Her Pazartesi akşamı Alman televizyon
kanallarının ilk haberi hâline gelen kitlesel ırkçı gösteriler, kafaları
karıştırmaya devam ediyor. Yapılan değerlendirmeler toplumsal gerçekleri
yansıtmaktan uzak yüzeysel tespitlerden ibaret ne yazık ki. Aslında soru basit:
PEGİDA vb. adları taşıyan kitlesel ırkçı hareket yeni bir olgu mu? Yanıtı da
basit: Hayır!
Pazartesi günleri Almanya’nın çeşitli
kentlerinde düzenlenen ve katılımcılarının sayısı 20 bine ulaşan kitlesel ırkçı
gösteriler, imtiyazlı coğrafyanın refah şovenisti çoğunluk toplumunda kökleşmiş
ırkçı ve yabancı düşmanı yaklaşımların ifadesidir. Doğru, bu hareket neofaşist
diye tanımlanamaz, ama neofaşizmden daha tehlikelidir.

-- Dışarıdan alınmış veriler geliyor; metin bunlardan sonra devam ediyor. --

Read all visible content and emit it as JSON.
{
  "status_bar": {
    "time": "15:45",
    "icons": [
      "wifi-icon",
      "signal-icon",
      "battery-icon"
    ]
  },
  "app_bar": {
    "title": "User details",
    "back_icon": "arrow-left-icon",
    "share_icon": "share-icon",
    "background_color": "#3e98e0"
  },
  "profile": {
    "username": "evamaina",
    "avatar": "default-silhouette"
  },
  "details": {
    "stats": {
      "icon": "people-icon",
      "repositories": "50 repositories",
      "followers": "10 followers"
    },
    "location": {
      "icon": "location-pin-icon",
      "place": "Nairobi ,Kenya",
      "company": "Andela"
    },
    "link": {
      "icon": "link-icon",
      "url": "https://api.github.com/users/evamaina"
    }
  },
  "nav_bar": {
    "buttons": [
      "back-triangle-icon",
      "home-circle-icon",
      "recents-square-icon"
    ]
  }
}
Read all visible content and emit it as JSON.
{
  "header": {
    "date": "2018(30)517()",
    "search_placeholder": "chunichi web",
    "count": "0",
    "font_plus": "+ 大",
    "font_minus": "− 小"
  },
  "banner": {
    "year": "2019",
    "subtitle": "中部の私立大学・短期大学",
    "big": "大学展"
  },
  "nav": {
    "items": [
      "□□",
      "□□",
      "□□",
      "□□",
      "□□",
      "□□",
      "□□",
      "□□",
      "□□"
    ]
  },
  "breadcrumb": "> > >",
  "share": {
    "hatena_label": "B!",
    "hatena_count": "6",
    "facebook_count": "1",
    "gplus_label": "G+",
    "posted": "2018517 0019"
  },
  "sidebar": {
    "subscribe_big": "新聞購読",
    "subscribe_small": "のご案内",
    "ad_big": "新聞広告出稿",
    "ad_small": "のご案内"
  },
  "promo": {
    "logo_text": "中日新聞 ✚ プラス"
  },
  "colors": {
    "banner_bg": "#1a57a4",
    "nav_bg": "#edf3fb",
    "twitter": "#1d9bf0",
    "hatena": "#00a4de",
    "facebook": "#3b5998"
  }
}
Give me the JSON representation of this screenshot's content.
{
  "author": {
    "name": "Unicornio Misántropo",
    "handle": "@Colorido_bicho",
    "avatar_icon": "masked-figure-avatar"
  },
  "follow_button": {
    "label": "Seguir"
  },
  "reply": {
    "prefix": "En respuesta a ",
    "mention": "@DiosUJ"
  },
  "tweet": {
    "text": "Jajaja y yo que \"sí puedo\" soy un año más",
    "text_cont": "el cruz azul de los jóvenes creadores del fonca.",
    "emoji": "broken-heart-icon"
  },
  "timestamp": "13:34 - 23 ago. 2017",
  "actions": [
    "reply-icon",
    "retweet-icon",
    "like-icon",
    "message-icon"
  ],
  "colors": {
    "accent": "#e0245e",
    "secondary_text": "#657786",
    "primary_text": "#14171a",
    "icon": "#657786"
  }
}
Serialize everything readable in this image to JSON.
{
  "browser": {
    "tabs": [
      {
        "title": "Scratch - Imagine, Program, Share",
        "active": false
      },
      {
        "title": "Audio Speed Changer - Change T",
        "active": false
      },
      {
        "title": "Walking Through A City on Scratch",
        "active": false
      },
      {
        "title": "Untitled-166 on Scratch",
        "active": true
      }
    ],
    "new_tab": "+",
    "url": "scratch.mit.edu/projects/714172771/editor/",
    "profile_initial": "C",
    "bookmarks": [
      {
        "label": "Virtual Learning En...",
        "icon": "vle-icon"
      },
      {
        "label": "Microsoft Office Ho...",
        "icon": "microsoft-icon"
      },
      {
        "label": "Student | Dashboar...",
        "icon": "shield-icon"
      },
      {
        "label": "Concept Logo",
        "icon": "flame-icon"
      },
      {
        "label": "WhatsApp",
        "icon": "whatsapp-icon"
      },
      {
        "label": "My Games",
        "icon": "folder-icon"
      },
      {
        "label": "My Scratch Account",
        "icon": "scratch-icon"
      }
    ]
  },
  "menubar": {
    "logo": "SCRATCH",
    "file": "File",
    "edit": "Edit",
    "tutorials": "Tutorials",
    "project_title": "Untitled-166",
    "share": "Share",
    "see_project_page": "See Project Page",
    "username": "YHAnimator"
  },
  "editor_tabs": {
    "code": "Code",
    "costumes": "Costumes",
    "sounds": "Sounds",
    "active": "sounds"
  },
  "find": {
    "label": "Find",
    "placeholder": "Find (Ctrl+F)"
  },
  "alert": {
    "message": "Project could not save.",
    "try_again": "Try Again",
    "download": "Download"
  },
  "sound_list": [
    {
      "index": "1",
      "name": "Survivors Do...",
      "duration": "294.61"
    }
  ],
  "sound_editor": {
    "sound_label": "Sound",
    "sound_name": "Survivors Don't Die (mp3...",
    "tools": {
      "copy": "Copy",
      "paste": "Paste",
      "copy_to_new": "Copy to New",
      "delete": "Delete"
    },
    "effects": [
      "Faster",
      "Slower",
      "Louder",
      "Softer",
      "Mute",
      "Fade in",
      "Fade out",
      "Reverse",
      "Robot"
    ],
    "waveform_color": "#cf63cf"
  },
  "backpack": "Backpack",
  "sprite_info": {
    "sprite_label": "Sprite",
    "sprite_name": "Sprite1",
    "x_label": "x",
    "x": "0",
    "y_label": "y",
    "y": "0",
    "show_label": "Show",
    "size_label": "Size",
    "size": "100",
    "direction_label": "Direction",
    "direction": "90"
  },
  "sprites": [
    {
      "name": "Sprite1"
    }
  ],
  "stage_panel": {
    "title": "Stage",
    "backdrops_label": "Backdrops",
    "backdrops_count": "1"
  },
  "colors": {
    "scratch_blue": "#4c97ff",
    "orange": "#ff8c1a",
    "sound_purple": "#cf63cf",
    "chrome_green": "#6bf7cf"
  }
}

Sorulması gereken »gösterilerin bir dalga
gibi yayılmasını sağlayan koşullar ve nedenler nedir?« sorusudur. Yanıtı bulmak
için toplumsal gerçeklere bakmak gerekir: Almanya’daki çoğunluk toplumu – aynı
Batı Avrupa’nın diğer ülkelerinde olduğu gibi – 1990’larda hızlandırılan
neoliberal tedbirler ve sosyal devlet erozyonu nedeniyle derin bir travma
yaşamaktadır. Geliri ve satın alma gücünün, Avrupa ortalamasının üzerinde
olmasına rağmen, sosyal statüyü kaybetme ve yoksullaşma korkusu, çoğunluk
toplumunda reel ruh hâline dönüşmüştür. Ayrıca gösterilere katılanların
çoğunluğu öyle iddia edildiği gibi, »başarısızlar« değil, aksine durumları
gayet iyi olanlardır.
Maddi temelden yoksun iddiaların ileri
sürüldüğü, göçmen ve mülteci düşmanlığının yanı sıra, siyasetçilere, AB’ne,
kurumlara ve medyaya güvensizliğin ifade edildiği gösterilerin kitleselleşmesi,
AfD gibi sağ popülist partilerin son seçimlerde oy patlaması yapmaları ile
doğrudan bağlantılıdır.
Sağ popülizmin seçim başarıları ise, egemen
politikanın neoliberal ve militarist politikalarına dayanmaktadır. On yıllarca
uygulanan kurumsal ve yapısal ırkçı ve yabancı düşmanı politikalar, »günah
keçisi« söylemleri, »terörizme karşı savaş« propagandası ve İslam karşıtı resmi
ideoloji, sosyal devlet kazanımlarının geri alınması, burjuva demokrasisinin
içinin boşaltılması, sermaye lehine ekonomi ve mali politikaların uygulanması
ve AB Komisyonu gibi ulus devlet üstü kurumlarla parlamenter kontrolün yok edilmesi
için araç olarak kullanılmışlardır.
Şimdi ise kitlesel ırkçı gösteriler
Almanya’nın emperyalist stratejilerini ve Federal Ordu’nun modernize edilerek,
yurtdışı operasyonlara gönderilmesini meşru kılmak için kullanılmaktadır.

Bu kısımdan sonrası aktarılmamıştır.